Summary of the Paper
The paper introduces S4 (Structured State Spaces), a novel approach to efficiently modeling long-range dependencies in sequence data. The central idea of S4 is based on state-space models (SSMs), which map input sequences to latent states and then to output sequences. The paper highlights the challenge of efficiently computing with these models, particularly when handling long-range dependencies in large sequences.
S4 addresses this challenge by using HiPPO (history-preserving) theory to create structured state spaces, which can store and retrieve long-term dependencies. It then introduces a practical parameterization of the state transition matrix as the sum of a normal matrix and a low-rank matrix.

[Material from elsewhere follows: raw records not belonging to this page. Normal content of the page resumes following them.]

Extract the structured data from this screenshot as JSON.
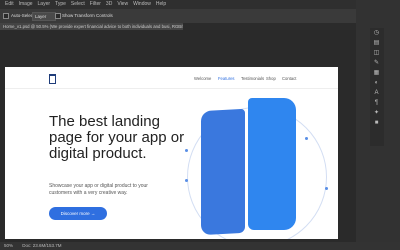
{
  "menubar": {
    "items": [
      "Edit",
      "Image",
      "Layer",
      "Type",
      "Select",
      "Filter",
      "3D",
      "View",
      "Window",
      "Help"
    ]
  },
  "options": {
    "auto_select_label": "Auto-Select:",
    "auto_select_value": "Layer",
    "show_transform_label": "Show Transform Controls"
  },
  "document": {
    "tab_title": "Home_v1.psd @ 50.5% (We provide expert financial advice to both individuals and busi, RGB/8#) *"
  },
  "site": {
    "nav": [
      "Welcome",
      "Features",
      "Testimonials",
      "Shop",
      "Contact"
    ],
    "active_nav": "Features",
    "hero_title": "The best landing page for your app or digital product.",
    "hero_sub": "Showcase your app or digital product to your customers with a very creative way.",
    "cta_label": "Discover more  →"
  },
  "status": {
    "zoom": "50%",
    "doc_info": "Doc: 23.6M/153.7M"
  },
  "colors": {
    "accent": "#2f6fe0",
    "phone_left": "#3a78de",
    "phone_right": "#2f86ef"
  }
}
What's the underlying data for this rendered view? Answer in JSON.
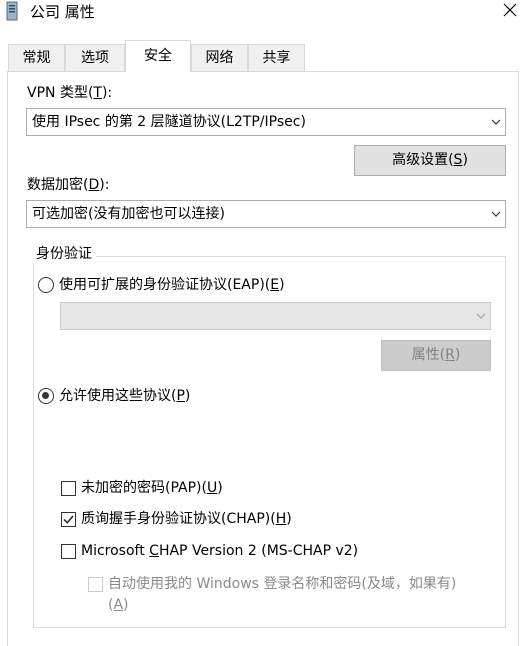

This decomposition significantly reduces the computational complexity involved in matrix operations and convolution kernel computations.
The authors demonstrate that this approach enables efficient computation of long-range dependencies with reduced memory and time requirements, making S4 suitable for tasks like time-series prediction and natural language processing. In experimental evaluations, S4 outperforms previous methods like RNNs, LSTMs, and transformers on sequence modeling tasks, particularly in terms of computational efficiency and long-range dependency handling.
In conclusion, S4 provides a promising new direction for sequence modeling, efficiently addressing the problem of long-range dependencies without compromising performance. It offers a solid foundation for further research and practical applications in machine learning and data analysis.